5.3 The Tidyverse

The Tidyverse is an ecosystem of R packages designed for data science that share a coherent design philosophy (Wickham et al. 2019). Understanding this philosophy — not just the individual functions — is what makes the tidyverse approach powerful and transferable.

5.3.1 Design Philosophy

The tidyverse is built around several key principles:

Compose simple operations. Rather than building monolithic functions that do everything at once, tidyverse functions each do one thing well. Complex transformations are expressed by chaining simple operations together with the pipe operator (|>). This makes code easier to write, read, and debug — you can inspect the result at any point in the chain.

Consistency across packages. Tidyverse packages share naming conventions, argument patterns, and data structures. Once you learn how dplyr::filter() works, you can predict how other tidyverse functions will behave. The first argument is always the data, functions are named as verbs that describe what they do, and output is always a data frame.

Tidy data as the common currency. All tidyverse tools expect tidy input and produce tidy output. This means you spend less time converting between formats and more time on analysis. The tidy data principles covered in the previous section are the structural foundation that makes this possible.

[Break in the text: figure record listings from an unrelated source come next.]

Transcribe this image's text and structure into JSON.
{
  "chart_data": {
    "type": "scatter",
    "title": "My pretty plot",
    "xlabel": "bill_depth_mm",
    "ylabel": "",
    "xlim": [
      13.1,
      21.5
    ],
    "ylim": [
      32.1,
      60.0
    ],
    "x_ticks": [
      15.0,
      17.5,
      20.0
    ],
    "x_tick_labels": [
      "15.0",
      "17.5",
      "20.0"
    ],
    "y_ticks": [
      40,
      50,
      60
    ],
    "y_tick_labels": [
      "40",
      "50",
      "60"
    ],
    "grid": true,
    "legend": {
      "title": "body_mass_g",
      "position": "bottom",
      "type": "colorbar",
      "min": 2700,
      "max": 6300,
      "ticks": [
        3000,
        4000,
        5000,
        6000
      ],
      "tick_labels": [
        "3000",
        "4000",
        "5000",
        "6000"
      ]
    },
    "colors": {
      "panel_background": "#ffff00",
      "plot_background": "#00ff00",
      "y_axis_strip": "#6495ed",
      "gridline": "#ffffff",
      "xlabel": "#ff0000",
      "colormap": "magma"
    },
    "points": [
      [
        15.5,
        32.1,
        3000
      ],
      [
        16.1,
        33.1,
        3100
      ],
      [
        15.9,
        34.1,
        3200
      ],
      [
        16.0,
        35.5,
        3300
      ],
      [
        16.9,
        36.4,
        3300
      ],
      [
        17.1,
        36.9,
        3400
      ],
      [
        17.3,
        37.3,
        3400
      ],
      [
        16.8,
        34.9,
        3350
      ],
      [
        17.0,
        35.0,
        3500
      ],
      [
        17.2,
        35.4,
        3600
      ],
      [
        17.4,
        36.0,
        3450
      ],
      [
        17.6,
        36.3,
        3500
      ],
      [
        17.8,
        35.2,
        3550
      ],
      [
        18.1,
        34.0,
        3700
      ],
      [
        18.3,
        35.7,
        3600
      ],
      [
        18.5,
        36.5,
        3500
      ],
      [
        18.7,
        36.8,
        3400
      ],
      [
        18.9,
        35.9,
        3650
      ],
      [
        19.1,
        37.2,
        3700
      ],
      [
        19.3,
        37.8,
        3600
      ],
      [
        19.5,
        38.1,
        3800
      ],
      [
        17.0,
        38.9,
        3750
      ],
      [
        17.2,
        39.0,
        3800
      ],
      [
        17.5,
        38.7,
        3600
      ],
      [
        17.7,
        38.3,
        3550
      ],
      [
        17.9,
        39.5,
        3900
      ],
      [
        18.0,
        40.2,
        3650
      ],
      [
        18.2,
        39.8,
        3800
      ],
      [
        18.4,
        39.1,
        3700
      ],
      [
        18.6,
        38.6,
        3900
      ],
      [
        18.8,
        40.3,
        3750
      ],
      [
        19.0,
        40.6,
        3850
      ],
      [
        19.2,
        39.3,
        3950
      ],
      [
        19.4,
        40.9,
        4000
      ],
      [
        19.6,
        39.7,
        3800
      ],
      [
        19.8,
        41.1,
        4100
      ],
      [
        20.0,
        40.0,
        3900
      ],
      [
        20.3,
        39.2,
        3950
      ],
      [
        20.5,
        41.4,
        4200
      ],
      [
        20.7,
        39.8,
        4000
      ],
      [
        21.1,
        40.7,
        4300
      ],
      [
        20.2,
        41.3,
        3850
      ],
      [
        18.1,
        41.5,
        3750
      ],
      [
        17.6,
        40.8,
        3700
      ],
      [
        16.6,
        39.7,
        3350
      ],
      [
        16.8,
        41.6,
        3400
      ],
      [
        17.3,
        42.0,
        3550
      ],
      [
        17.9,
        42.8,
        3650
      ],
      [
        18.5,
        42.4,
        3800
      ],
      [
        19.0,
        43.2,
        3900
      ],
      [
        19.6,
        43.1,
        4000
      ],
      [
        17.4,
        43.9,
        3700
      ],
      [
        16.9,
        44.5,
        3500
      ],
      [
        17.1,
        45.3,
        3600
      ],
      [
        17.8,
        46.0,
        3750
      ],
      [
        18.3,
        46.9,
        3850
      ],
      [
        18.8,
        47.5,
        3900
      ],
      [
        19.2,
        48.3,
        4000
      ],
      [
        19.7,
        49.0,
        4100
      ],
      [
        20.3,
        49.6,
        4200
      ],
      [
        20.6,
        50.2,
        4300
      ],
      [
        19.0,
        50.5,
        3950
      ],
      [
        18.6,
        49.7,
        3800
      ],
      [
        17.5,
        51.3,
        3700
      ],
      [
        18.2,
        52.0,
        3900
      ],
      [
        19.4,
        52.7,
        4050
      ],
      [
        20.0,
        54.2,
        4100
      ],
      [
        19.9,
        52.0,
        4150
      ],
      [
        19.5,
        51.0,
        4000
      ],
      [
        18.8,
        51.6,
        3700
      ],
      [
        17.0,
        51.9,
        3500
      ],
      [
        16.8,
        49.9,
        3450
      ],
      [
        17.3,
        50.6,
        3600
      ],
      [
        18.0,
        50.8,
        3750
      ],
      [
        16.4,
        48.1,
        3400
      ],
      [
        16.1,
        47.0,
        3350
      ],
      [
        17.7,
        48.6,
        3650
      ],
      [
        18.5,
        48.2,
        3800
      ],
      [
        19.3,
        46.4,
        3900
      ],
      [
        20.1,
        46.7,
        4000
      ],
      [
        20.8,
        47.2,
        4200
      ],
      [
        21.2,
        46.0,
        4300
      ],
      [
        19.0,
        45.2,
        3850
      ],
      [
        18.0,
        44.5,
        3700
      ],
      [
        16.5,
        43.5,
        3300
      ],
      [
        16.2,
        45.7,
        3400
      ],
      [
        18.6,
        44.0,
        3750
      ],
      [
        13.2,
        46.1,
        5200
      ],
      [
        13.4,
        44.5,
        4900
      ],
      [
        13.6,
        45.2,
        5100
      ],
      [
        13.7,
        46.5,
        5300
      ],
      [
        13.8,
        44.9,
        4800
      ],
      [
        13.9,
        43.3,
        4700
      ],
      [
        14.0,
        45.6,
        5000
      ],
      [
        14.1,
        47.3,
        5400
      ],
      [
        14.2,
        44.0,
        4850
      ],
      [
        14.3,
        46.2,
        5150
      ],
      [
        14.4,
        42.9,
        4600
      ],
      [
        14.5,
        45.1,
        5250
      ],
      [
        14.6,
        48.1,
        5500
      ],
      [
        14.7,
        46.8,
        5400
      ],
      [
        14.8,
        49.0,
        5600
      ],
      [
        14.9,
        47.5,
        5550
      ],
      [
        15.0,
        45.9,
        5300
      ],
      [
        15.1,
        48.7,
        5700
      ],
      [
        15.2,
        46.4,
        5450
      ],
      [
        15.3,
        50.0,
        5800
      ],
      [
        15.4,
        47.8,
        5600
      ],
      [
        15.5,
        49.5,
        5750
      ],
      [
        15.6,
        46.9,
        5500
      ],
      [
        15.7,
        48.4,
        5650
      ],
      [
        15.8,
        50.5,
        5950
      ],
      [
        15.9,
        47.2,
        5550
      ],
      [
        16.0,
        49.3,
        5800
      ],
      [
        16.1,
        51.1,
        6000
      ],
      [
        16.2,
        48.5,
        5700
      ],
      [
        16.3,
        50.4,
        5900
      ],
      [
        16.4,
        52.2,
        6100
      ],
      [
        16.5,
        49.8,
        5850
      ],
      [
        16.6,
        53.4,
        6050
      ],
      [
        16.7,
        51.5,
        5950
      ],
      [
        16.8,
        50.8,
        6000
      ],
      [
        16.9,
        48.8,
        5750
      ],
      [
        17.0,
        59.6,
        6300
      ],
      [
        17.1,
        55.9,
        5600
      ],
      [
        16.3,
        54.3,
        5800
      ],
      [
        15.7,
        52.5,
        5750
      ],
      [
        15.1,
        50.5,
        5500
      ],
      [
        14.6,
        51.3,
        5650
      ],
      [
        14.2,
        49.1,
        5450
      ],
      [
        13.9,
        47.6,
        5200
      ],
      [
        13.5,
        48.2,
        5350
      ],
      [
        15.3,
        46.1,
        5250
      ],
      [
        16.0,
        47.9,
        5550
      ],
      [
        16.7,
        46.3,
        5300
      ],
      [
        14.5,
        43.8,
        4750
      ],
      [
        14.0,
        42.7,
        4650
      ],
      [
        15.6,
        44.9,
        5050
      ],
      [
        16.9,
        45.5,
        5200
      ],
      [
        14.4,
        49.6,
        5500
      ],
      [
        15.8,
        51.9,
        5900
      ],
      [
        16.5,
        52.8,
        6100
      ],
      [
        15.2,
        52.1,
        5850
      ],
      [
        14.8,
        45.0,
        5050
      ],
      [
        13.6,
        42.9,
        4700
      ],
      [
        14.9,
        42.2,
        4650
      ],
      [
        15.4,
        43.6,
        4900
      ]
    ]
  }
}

Human-readable code. Tidyverse code is designed to read like a description of what it does. A pipeline like data |> filter(age > 30) |> group_by(department) |> summarize(avg_salary = mean(salary)) reads almost like English: “take the data, keep rows where age is over 30, group by department, and compute the average salary.” This readability is critical in professional BI settings where code must be reviewed, maintained, and trusted by others.

5.3.2 Core Packages

The tidyverse includes many packages, but this chapter focuses on the core tools for data preparation:

Package Purpose Key Functions
dplyr Data manipulation filter(), select(), mutate(), summarize(), group_by(), *_join()
tidyr Reshaping data pivot_longer(), pivot_wider()
readr Importing flat files read_csv(), read_delim(), read_tsv()
ggplot2 Visualization Covered in Chapter 7
stringr String manipulation str_replace(), str_detect(), str_to_lower()
forcats Factor handling fct_relevel(), fct_recode(), fct_lump()

Additional packages like lubridate (dates and times), purrr (functional programming), and tibble (enhanced data frames) round out the ecosystem. You do not need to memorize all of these — the key point is that they work together seamlessly because they share the same design philosophy.

5.3.3 Loading the Tidyverse

We load the tidyverse with pacman, as introduced in Chapter 3:

if (!require("pacman")) install.packages("pacman")
pacman::p_load("tidyverse")

This single call loads the core tidyverse packages. You will see a startup message listing which packages were loaded and any function name conflicts with base R — this is normal and can be ignored.

5.3.4 Importing Data with readr

The first step in most analyses is importing data from an external file. The readr package provides fast, consistent functions for reading flat files:

# Read a comma-separated file
data <- read_csv("data/my_dataset.csv")

# Read a file with a different delimiter (e.g., semicolons)
data <- read_delim("data/my_dataset.csv", delim = ";")

read_csv() and read_delim() automatically detect column types, handle quoted strings, and parse dates. They also produce a “tibble” — the tidyverse’s enhanced data frame — and print a column specification message showing how each column was parsed. In Chapter 6, we use read_delim() to load the Absenteeism at Work dataset, which uses semicolons as delimiters.